Second, using a combination of tasks targeting different skills seems crucial to provide more information about handwriting difficulties. Indeed, some children with dysgraphia may succeed certain tasks and thus be undiagnosed if only a single one is used. Combining different tasks in a unique test would thus greatly increase its efficacy, as previously suggested by Safarova
et al. [
96]. Namely, the test should include spontaneous handwriting, copying of words and/or sentences, writing to dictation, digits writing, writing under speed and accuracy constraints, and drawing and/or graphomotor tasks. Temporal (i.e. speed) or spatial (i.e. size) constraints add a cognitive load and are known to increase handwriting difficulties [
18,
63,
64]. With regards to the spontaneous production task, we could, for example, ask to write a 7-sentence text corresponding to the writer’s ideal weekly schedule. This would enable a specific analysis to me made of the days of the week, which would be common to all texts produced. As mentioned above, the addition of graphomotor and/or drawings tasks, which are language-independent, will enable to target younger children than with the existing tests and thus detect and handle earlier children “at-risk” of dysgraphia. In addition, it would provide a universal test, allowing comparisons between countries and alphabetic systems. In addition, the test needs to last at least 20 minutes in order to enhance the difficulty of the task and induce fatigue. Finally, completing the test by a self-questionnaire will enable the clinician to better characterize the difficulties experienced by the writer.

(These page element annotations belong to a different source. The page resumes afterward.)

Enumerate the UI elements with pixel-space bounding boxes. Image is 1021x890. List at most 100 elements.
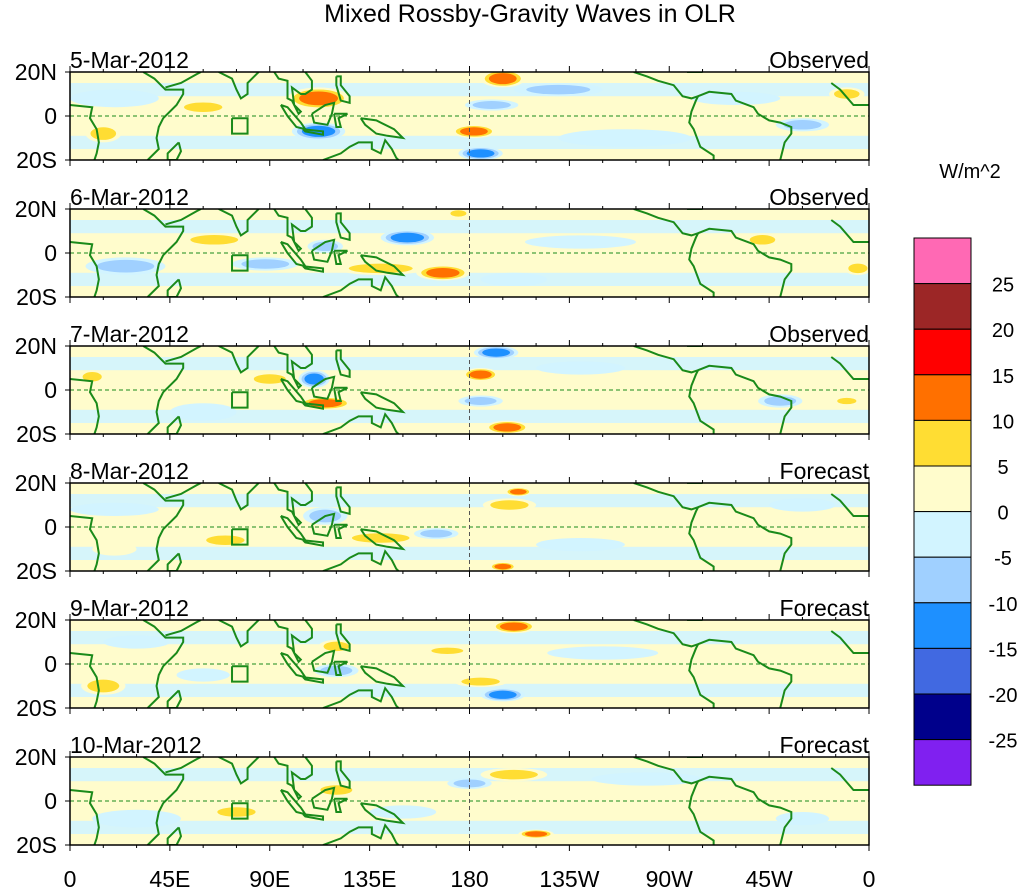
anomaly-contour <box>547 646 659 660</box>
coastline <box>830 493 869 517</box>
coastline <box>697 775 793 845</box>
y-tick-label: 20S <box>16 284 57 310</box>
coastline <box>165 757 202 774</box>
coastline <box>273 346 313 390</box>
anomaly-contour <box>488 690 517 699</box>
anomaly-contour <box>526 84 591 95</box>
anomaly-contour <box>390 232 425 243</box>
coastline <box>166 141 183 160</box>
coastline <box>302 265 325 273</box>
coastline <box>70 515 100 571</box>
coastline <box>830 82 869 106</box>
anomaly-contour <box>217 807 256 817</box>
colorbar-label: -5 <box>994 548 1012 570</box>
anomaly-contour <box>480 272 548 286</box>
coastline <box>273 72 313 116</box>
coastline <box>142 346 185 434</box>
coastline <box>310 375 336 400</box>
map-panel: 9-Mar-2012 Forecast 20N 0 20S <box>15 595 870 721</box>
anomaly-contour <box>489 769 538 780</box>
y-tick-label: 20S <box>16 147 57 173</box>
panel-date: 6-Mar-2012 <box>70 184 189 210</box>
y-tick-label: 20N <box>15 59 57 85</box>
colorbar-label: 25 <box>992 275 1014 297</box>
coastline <box>142 483 185 571</box>
coastline <box>70 789 100 845</box>
anomaly-contour <box>450 210 467 217</box>
coastline <box>633 209 715 297</box>
coastline <box>231 391 249 409</box>
coastline <box>142 757 185 845</box>
anomaly-contour <box>691 91 781 105</box>
coastline <box>218 483 260 511</box>
colorbar-label: -15 <box>989 639 1018 661</box>
anomaly-contour <box>460 127 488 136</box>
colorbar-label: 0 <box>997 503 1008 525</box>
coastline <box>165 72 202 89</box>
coastline <box>231 802 249 820</box>
coastline <box>333 249 348 265</box>
x-tick-label: 0 <box>64 866 77 890</box>
anomaly-contour <box>837 397 857 405</box>
anomaly-contour <box>488 73 517 85</box>
anomaly-contour <box>466 149 495 158</box>
coastline <box>302 539 325 547</box>
x-tick-label: 90E <box>249 866 290 890</box>
colorbar-swatch <box>913 419 972 467</box>
coastline <box>166 689 183 708</box>
colorbar-label: -25 <box>989 731 1018 753</box>
y-tick-label: 0 <box>44 514 57 540</box>
anomaly-contour <box>103 635 170 649</box>
coastline <box>218 620 260 648</box>
anomaly-contour <box>453 779 486 788</box>
colorbar-label: 10 <box>992 411 1014 433</box>
anomaly-contour <box>591 772 703 786</box>
anomaly-contour <box>87 679 120 693</box>
coastline <box>310 101 336 126</box>
x-tick-label: 180 <box>450 866 488 890</box>
x-tick-label: 45W <box>745 866 793 890</box>
map-panel: 7-Mar-2012 Observed 20N 0 20S <box>15 321 870 447</box>
coastline <box>322 412 400 434</box>
panel-label: Observed <box>769 47 869 73</box>
anomaly-contour <box>499 622 528 631</box>
y-tick-label: 20S <box>16 558 57 584</box>
coastline <box>302 813 325 821</box>
coastline <box>273 757 313 801</box>
anomaly-contour <box>509 489 527 495</box>
panel-date: 9-Mar-2012 <box>70 595 189 621</box>
coastline <box>218 757 260 785</box>
anomaly-contour <box>70 502 159 516</box>
anomaly-contour <box>420 529 453 538</box>
panel-label: Observed <box>769 321 869 347</box>
coastline <box>359 117 406 140</box>
x-tick-label: 135W <box>539 866 599 890</box>
coastline <box>359 528 406 551</box>
anomaly-contour <box>482 348 511 357</box>
anomaly-contour <box>490 500 529 510</box>
coastline <box>830 630 869 654</box>
coastline <box>359 254 406 277</box>
coastline <box>697 638 793 708</box>
colorbar-swatch <box>913 511 972 558</box>
map-panel: 6-Mar-2012 Observed 20N 0 20S <box>15 184 870 310</box>
y-tick-label: 20N <box>15 607 57 633</box>
x-tick-label: 135E <box>343 866 397 890</box>
coastline <box>70 652 100 708</box>
anomaly-contour <box>848 263 868 274</box>
coastline <box>633 620 715 708</box>
coastline <box>697 90 793 160</box>
coastline <box>218 72 260 100</box>
coastline <box>302 402 325 410</box>
anomaly-contour <box>369 805 437 819</box>
anomaly-contour <box>536 538 625 552</box>
anomaly-contour <box>348 263 413 274</box>
y-tick-label: 0 <box>44 377 57 403</box>
colorbar-swatch <box>913 647 972 695</box>
coastline <box>142 209 185 297</box>
y-tick-label: 0 <box>44 240 57 266</box>
anomaly-contour <box>176 668 230 682</box>
y-tick-label: 20N <box>15 333 57 359</box>
coastline <box>165 346 202 363</box>
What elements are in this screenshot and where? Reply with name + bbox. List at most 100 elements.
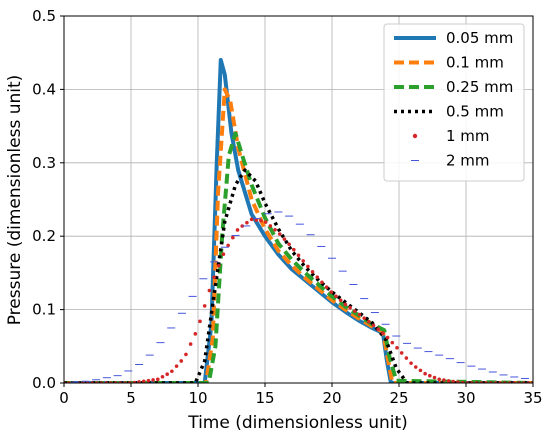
data-point <box>338 298 343 303</box>
data-point <box>226 243 230 248</box>
legend-label: 0.1 mm <box>446 54 504 72</box>
legend-item-0p25-mm: 0.25 mm <box>394 78 513 96</box>
x-tick-label: 15 <box>255 389 274 407</box>
data-point <box>245 220 249 225</box>
data-point <box>460 380 465 383</box>
data-point <box>193 332 198 336</box>
data-point <box>202 304 207 308</box>
data-point <box>390 340 395 345</box>
data-point <box>207 288 212 293</box>
data-point <box>216 263 221 268</box>
data-point <box>254 218 259 222</box>
data-point <box>174 364 179 368</box>
data-point <box>456 380 460 383</box>
data-point <box>343 302 348 307</box>
data-point <box>437 377 442 382</box>
axes: 0 5 10 15 20 25 30 35 0.0 0.1 0.2 0.3 0.4 0.5 <box>32 7 542 407</box>
data-point <box>310 270 315 274</box>
data-point <box>306 264 310 269</box>
data-point <box>362 316 366 320</box>
data-point <box>165 372 169 376</box>
legend-label: 0.05 mm <box>446 29 513 47</box>
data-point <box>198 319 202 324</box>
data-point <box>146 378 151 383</box>
series-2-mm <box>64 211 529 383</box>
y-tick-label: 0.3 <box>32 154 56 172</box>
y-tick-label: 0.4 <box>32 80 56 98</box>
legend-item-2-mm: 2 mm <box>411 152 490 170</box>
data-point <box>212 275 216 280</box>
legend-item-0p1-mm: 0.1 mm <box>394 54 504 72</box>
series-line <box>64 131 533 383</box>
y-tick-label: 0.0 <box>32 374 56 392</box>
data-point <box>352 309 357 313</box>
data-point <box>156 377 160 382</box>
data-point <box>451 379 456 383</box>
data-point <box>418 368 423 373</box>
data-point <box>442 378 446 382</box>
data-point <box>446 379 451 383</box>
y-tick-label: 0.1 <box>32 301 56 319</box>
legend-label: 0.5 mm <box>446 103 504 121</box>
data-point <box>141 379 146 383</box>
data-point <box>221 252 226 256</box>
x-tick-label: 35 <box>523 389 542 407</box>
data-point <box>259 219 263 223</box>
data-point <box>348 306 352 310</box>
data-point <box>137 380 141 383</box>
data-point <box>287 242 291 247</box>
x-tick-label: 5 <box>126 389 136 407</box>
data-point <box>268 224 273 228</box>
data-point <box>170 369 174 374</box>
data-point <box>381 331 385 335</box>
data-point <box>324 285 329 289</box>
data-point <box>301 259 305 263</box>
plot-frame <box>63 15 534 384</box>
x-tick-label: 25 <box>389 389 408 407</box>
data-point <box>423 371 427 376</box>
data-point <box>132 380 137 383</box>
legend-marker <box>412 133 418 139</box>
data-point <box>371 323 376 328</box>
data-point <box>404 356 409 360</box>
x-tick-label: 0 <box>59 389 69 407</box>
data-point <box>357 312 362 317</box>
y-axis-label: Pressure (dimensionless unit) <box>5 75 25 326</box>
legend-label: 2 mm <box>446 152 490 170</box>
data-point <box>413 365 418 369</box>
data-point <box>432 375 437 380</box>
data-point <box>315 275 320 280</box>
data-point <box>329 290 334 294</box>
data-point <box>263 220 268 224</box>
series-0p5-mm <box>64 168 533 383</box>
data-point <box>184 352 188 357</box>
series-line <box>64 168 533 383</box>
data-point <box>235 228 240 232</box>
series-0p25-mm <box>64 131 533 383</box>
data-point <box>151 378 155 382</box>
data-point <box>273 227 277 232</box>
data-point <box>179 359 184 363</box>
data-point <box>395 345 399 350</box>
data-point <box>376 327 381 332</box>
legend: 0.05 mm 0.1 mm 0.25 mm 0.5 mm 1 mm 2 mm <box>383 23 525 182</box>
data-point <box>399 351 404 355</box>
legend-label: 1 mm <box>446 127 490 145</box>
data-point <box>409 361 413 365</box>
legend-item-0p5-mm: 0.5 mm <box>394 103 504 121</box>
y-tick-label: 0.5 <box>32 7 56 25</box>
y-tick-label: 0.2 <box>32 227 56 245</box>
x-tick-label: 20 <box>322 389 341 407</box>
data-point <box>320 280 324 285</box>
legend-item-0p05-mm: 0.05 mm <box>394 29 513 47</box>
data-point <box>334 294 338 299</box>
data-point <box>277 232 282 236</box>
data-point <box>231 235 235 240</box>
x-tick-label: 10 <box>188 389 207 407</box>
data-point <box>428 373 432 378</box>
legend-item-1-mm: 1 mm <box>412 127 490 145</box>
data-point <box>385 335 390 340</box>
data-point <box>160 374 165 379</box>
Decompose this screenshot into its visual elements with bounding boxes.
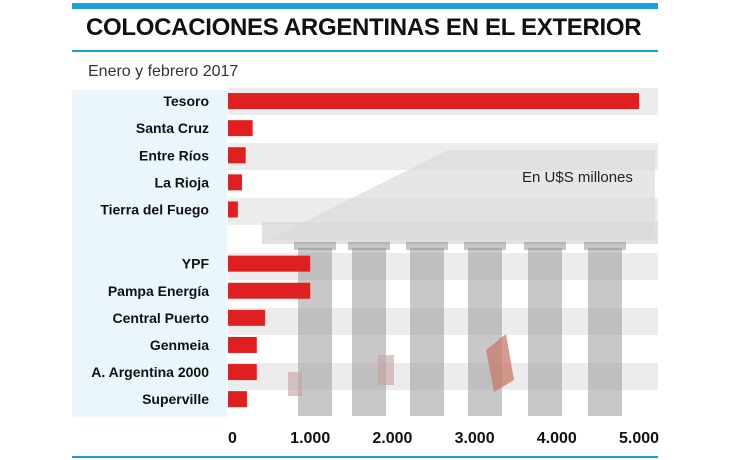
x-tick-label: 0: [228, 430, 237, 447]
category-label: Tierra del Fuego: [100, 201, 209, 217]
bar: [228, 147, 246, 164]
building-column: [410, 248, 444, 416]
category-label: Genmeia: [150, 337, 209, 353]
x-tick-label: 2.000: [372, 430, 412, 447]
building-backdrop: [262, 150, 658, 416]
x-tick-labels-group: 0 1.000 2.000 3.000 4.000 5.000: [228, 430, 659, 447]
category-label: Entre Ríos: [139, 147, 209, 163]
building-pediment: [268, 150, 655, 240]
bar: [228, 364, 257, 381]
bar: [228, 255, 311, 272]
bar: [228, 336, 257, 353]
bar: [228, 309, 265, 326]
chart-title: COLOCACIONES ARGENTINAS EN EL EXTERIOR: [86, 14, 642, 41]
category-label: Pampa Energía: [108, 283, 209, 299]
category-label: A. Argentina 2000: [91, 364, 209, 380]
building-column: [588, 248, 622, 416]
building-column: [298, 248, 332, 416]
bar: [228, 120, 253, 137]
x-tick-label: 4.000: [537, 430, 577, 447]
building-column: [468, 248, 502, 416]
bar: [228, 174, 242, 191]
x-tick-label: 5.000: [619, 430, 659, 447]
top-accent-bar: [72, 3, 658, 9]
chart-subtitle: Enero y febrero 2017: [88, 63, 239, 80]
column-capital: [406, 242, 448, 250]
column-capital: [584, 242, 626, 250]
x-tick-label: 3.000: [455, 430, 495, 447]
category-label-panel: [72, 90, 227, 417]
category-label: Superville: [142, 391, 209, 407]
bar: [228, 201, 238, 218]
column-capital: [294, 242, 336, 250]
bar: [228, 282, 311, 299]
category-label: Central Puerto: [113, 310, 209, 326]
flag-middle: [378, 355, 394, 385]
unit-label: En U$S millones: [522, 169, 633, 186]
column-capital: [348, 242, 390, 250]
bar: [228, 93, 639, 110]
category-labels-group: Tesoro Santa Cruz Entre Ríos La Rioja Tierra…: [91, 93, 209, 407]
bars-group: [228, 93, 639, 408]
building-entablature: [262, 222, 658, 244]
building-column: [528, 248, 562, 416]
title-divider: [72, 50, 658, 52]
column-capital: [524, 242, 566, 250]
category-label: YPF: [182, 256, 210, 272]
bottom-divider: [72, 456, 658, 458]
flag-left: [288, 372, 302, 396]
category-label: La Rioja: [155, 174, 210, 190]
column-capital: [464, 242, 506, 250]
bar: [228, 391, 247, 408]
category-label: Tesoro: [163, 93, 209, 109]
category-label: Santa Cruz: [136, 120, 209, 136]
flag-right: [486, 334, 514, 392]
building-column: [352, 248, 386, 416]
x-tick-label: 1.000: [290, 430, 330, 447]
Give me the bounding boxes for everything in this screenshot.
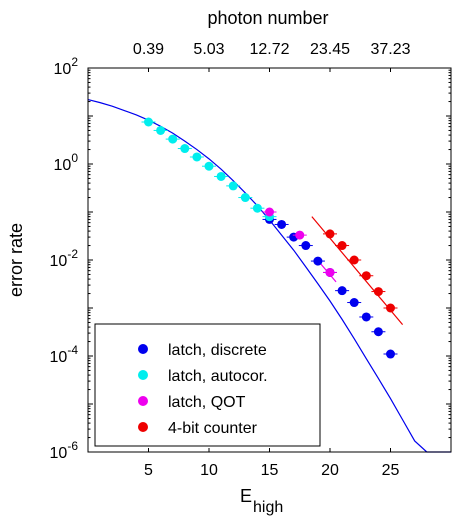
top-axis-label: photon number	[207, 8, 328, 28]
data-point	[325, 229, 335, 239]
svg-text:high: high	[253, 499, 283, 516]
data-point	[361, 271, 371, 281]
top-tick-labels: 0.39 5.03 12.72 23.45 37.23	[133, 41, 411, 58]
y-tick-label: 10-6	[50, 439, 79, 462]
legend-label: latch, autocor.	[168, 368, 268, 385]
legend-label: latch, QOT	[168, 394, 246, 411]
data-point	[144, 117, 153, 127]
y-tick-label: 10-4	[50, 343, 79, 366]
legend-label: 4-bit counter	[168, 420, 258, 437]
data-point	[192, 152, 202, 162]
x-tick-label: 25	[382, 462, 400, 479]
x-tick-label: 10	[200, 462, 218, 479]
top-tick-label: 23.45	[310, 41, 350, 58]
data-point	[361, 312, 371, 322]
top-tick-label: 5.03	[193, 41, 224, 58]
data-point	[295, 230, 305, 240]
data-point	[204, 161, 214, 171]
x-axis-label: E high	[240, 486, 283, 516]
data-point	[277, 219, 287, 229]
data-point	[313, 256, 323, 266]
x-tick-label: 15	[261, 462, 279, 479]
legend-marker	[138, 370, 148, 380]
legend-box	[94, 323, 321, 447]
data-point	[373, 327, 383, 337]
data-point	[252, 203, 262, 213]
top-tick-label: 12.72	[249, 41, 289, 58]
data-point	[349, 298, 359, 308]
y-axis-label: error rate	[6, 223, 26, 297]
top-tick-label: 0.39	[133, 41, 164, 58]
x-axis-ticks: 5 10 15 20 25	[144, 68, 400, 479]
data-point	[349, 255, 359, 265]
y-tick-label: 10-2	[50, 247, 79, 270]
legend-marker	[138, 422, 148, 432]
x-tick-label: 5	[144, 462, 153, 479]
data-point	[373, 287, 383, 297]
data-point	[180, 144, 190, 154]
data-point	[228, 181, 238, 191]
data-point	[301, 241, 311, 251]
y-tick-label: 102	[54, 55, 79, 78]
data-point	[386, 349, 395, 359]
legend-marker	[138, 344, 148, 354]
svg-text:E: E	[240, 486, 252, 506]
y-tick-label: 100	[54, 151, 79, 174]
data-point	[325, 267, 335, 277]
data-point	[168, 134, 178, 144]
data-point	[386, 303, 395, 313]
legend-marker	[138, 396, 148, 406]
data-point	[337, 286, 347, 296]
y-axis-ticks: 10-6 10-4 10-2 100 102	[50, 55, 451, 462]
top-tick-label: 37.23	[370, 41, 410, 58]
data-points	[141, 117, 398, 359]
data-point	[265, 207, 274, 217]
legend: latch, discrete latch, autocor. latch, QOT…	[94, 323, 321, 447]
x-tick-label: 20	[321, 462, 339, 479]
legend-label: latch, discrete	[168, 342, 267, 359]
data-point	[156, 125, 166, 135]
data-point	[216, 171, 226, 181]
data-point	[240, 193, 250, 203]
data-point	[337, 241, 347, 251]
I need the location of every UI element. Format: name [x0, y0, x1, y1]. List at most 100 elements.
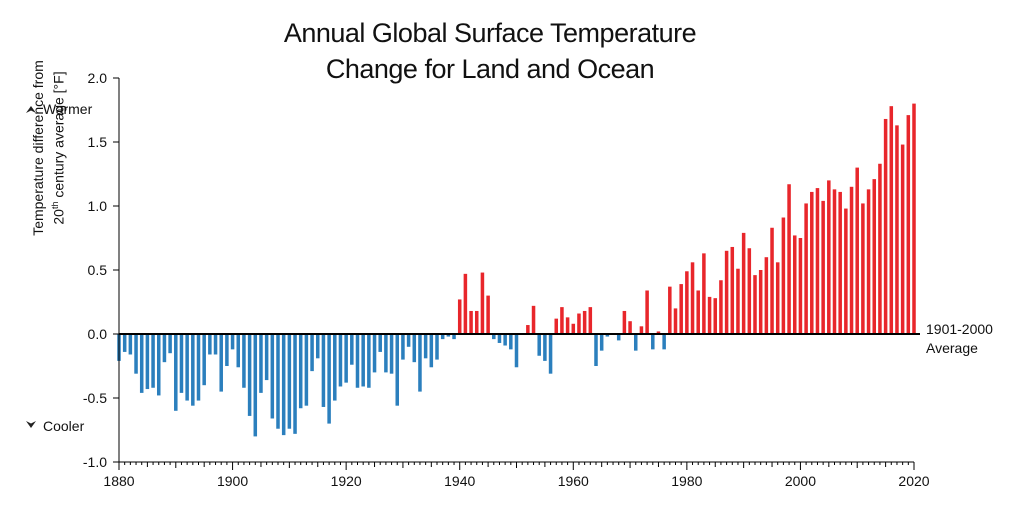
bar-1888	[162, 334, 167, 363]
bar-2014	[878, 163, 882, 334]
bar-1981	[690, 262, 695, 334]
bar-1925	[372, 334, 377, 373]
bar-1894	[196, 334, 201, 401]
cooler-arrow-icon	[26, 421, 36, 428]
bar-1883	[134, 334, 138, 374]
bar-1999	[792, 235, 797, 334]
bar-1958	[560, 307, 564, 334]
bar-1964	[594, 334, 598, 366]
bar-1996	[775, 262, 780, 334]
bar-1898	[219, 334, 223, 392]
axes-group: 2.0 1.5 1.0 0.5 0.0 -0.5 -1.0 1880 1900 1920 1940 1…	[83, 70, 930, 489]
bar-1954	[537, 334, 541, 356]
bar-1904	[253, 334, 258, 437]
bar-1895	[202, 334, 206, 386]
x-tick-label: 2000	[785, 473, 816, 489]
bar-1988	[730, 246, 735, 334]
bar-1976	[662, 334, 666, 350]
bar-1890	[174, 334, 178, 411]
bar-1907	[270, 334, 275, 419]
bar-2001	[804, 203, 808, 334]
bar-1920	[344, 334, 348, 383]
bar-1985	[713, 298, 718, 334]
bar-1881	[122, 334, 127, 352]
bar-1917	[327, 334, 331, 424]
bar-1952	[526, 325, 530, 334]
bar-1897	[213, 334, 218, 355]
bar-1961	[577, 313, 581, 334]
bar-1902	[242, 334, 246, 388]
bar-1882	[128, 334, 133, 355]
bar-1969	[622, 310, 627, 334]
x-tick-label: 2020	[898, 473, 929, 489]
bar-1963	[588, 307, 593, 334]
bar-1916	[321, 334, 326, 407]
bar-1915	[315, 334, 320, 359]
y-tick-label: 2.0	[88, 70, 108, 86]
chart-title-line-2: Change for Land and Ocean	[325, 54, 655, 84]
bar-1998	[787, 184, 791, 334]
bar-2010	[855, 167, 859, 334]
bar-1910	[287, 334, 292, 429]
bar-1939	[452, 334, 456, 340]
bar-1955	[543, 334, 547, 361]
y-tick-label: 1.5	[88, 134, 108, 150]
bar-1893	[191, 334, 195, 406]
bar-1935	[429, 334, 434, 368]
bar-1956	[548, 334, 553, 374]
bar-1965	[599, 334, 604, 351]
bar-1978	[673, 308, 678, 334]
bar-1923	[361, 334, 365, 387]
bar-1892	[185, 334, 189, 401]
bar-1912	[298, 334, 303, 409]
y-tick-label: 0.5	[88, 262, 108, 278]
bar-1896	[208, 334, 212, 355]
bar-1909	[281, 334, 286, 436]
x-tick-label: 1920	[331, 473, 362, 489]
warmer-label: Warmer	[43, 101, 93, 117]
bar-1948	[503, 334, 507, 346]
bar-2011	[861, 203, 865, 334]
bar-2015	[883, 118, 888, 335]
bar-2002	[810, 191, 814, 334]
bar-2007	[838, 191, 842, 334]
bar-1993	[758, 270, 763, 334]
bar-1983	[702, 253, 706, 334]
x-tick-label: 1980	[671, 473, 702, 489]
bar-1924	[367, 334, 371, 388]
baseline-label-line-2: Average	[926, 340, 978, 356]
bar-1931	[406, 334, 411, 347]
bar-1908	[276, 334, 280, 429]
bar-1943	[474, 310, 479, 334]
baseline-label: 1901-2000 Average	[926, 320, 993, 358]
bar-1960	[571, 323, 576, 334]
bar-1903	[247, 334, 252, 416]
x-tick-label: 1880	[103, 473, 134, 489]
bar-1945	[486, 295, 490, 334]
bar-1992	[753, 275, 757, 334]
bar-2016	[889, 106, 894, 334]
bar-2004	[821, 200, 825, 334]
bar-1975	[656, 331, 661, 334]
bar-1979	[679, 284, 683, 334]
bar-2020	[912, 103, 916, 334]
bar-1938	[446, 334, 451, 337]
bar-1994	[764, 257, 769, 334]
y-tick-label: -0.5	[83, 390, 107, 406]
bar-1922	[355, 334, 360, 388]
bar-1889	[168, 334, 172, 354]
bar-1968	[616, 334, 621, 341]
bar-2009	[849, 186, 854, 334]
bar-1987	[724, 250, 729, 334]
bar-1906	[264, 334, 269, 381]
legend-group: Warmer Cooler	[26, 101, 93, 434]
bar-2000	[798, 238, 803, 334]
bar-1941	[463, 273, 468, 334]
bar-1973	[645, 290, 649, 334]
bar-1962	[582, 310, 587, 334]
bar-1986	[719, 280, 723, 334]
bar-1946	[492, 334, 496, 340]
x-tick-label: 1940	[444, 473, 475, 489]
chart-title-line-1: Annual Global Surface Temperature	[283, 18, 697, 48]
bar-1953	[531, 305, 536, 334]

Thirdly, the choice of the cohort of participants will be crucial. A large developmental window ranging from 5 to at least 15 years old should be included, and the content of the test should be adapted depending on the age and/or class of the child, and the level of handwriting automation. The number of participants should be important enough to allow machine learning approaches. It would also be important to include children presenting a dysgraphia in various clinical contexts and precisely characterized from a clinical perspective. This would enable to evaluate the severity of dysgraphia, which could eventually be an additional evaluation criterion provided by the diagnostic tool. Finally, participants should be recruited in multiple sites representative of different socio-economic and educational statuses.
Developing such a complete diagnostic tool implies to collect large databases of handwriting and drawing samples in different places around the world. This would be possible by the implication of a consortium of laboratories and clinicians. Besides the diagnostic tool itself, the benefits of these developments would be twice: (i) from a clinical perspective, it would allow to estimate the prevalence of dysgraphia in different countries and it would further tailor rehabilitation programs to the characteristics of handwriting difficulties, and (ii) from a research perspective, it would provide large annotated databases that could be freely available to researchers working in the fields graphonomics, whether in educational, clinical, or human movement sciences.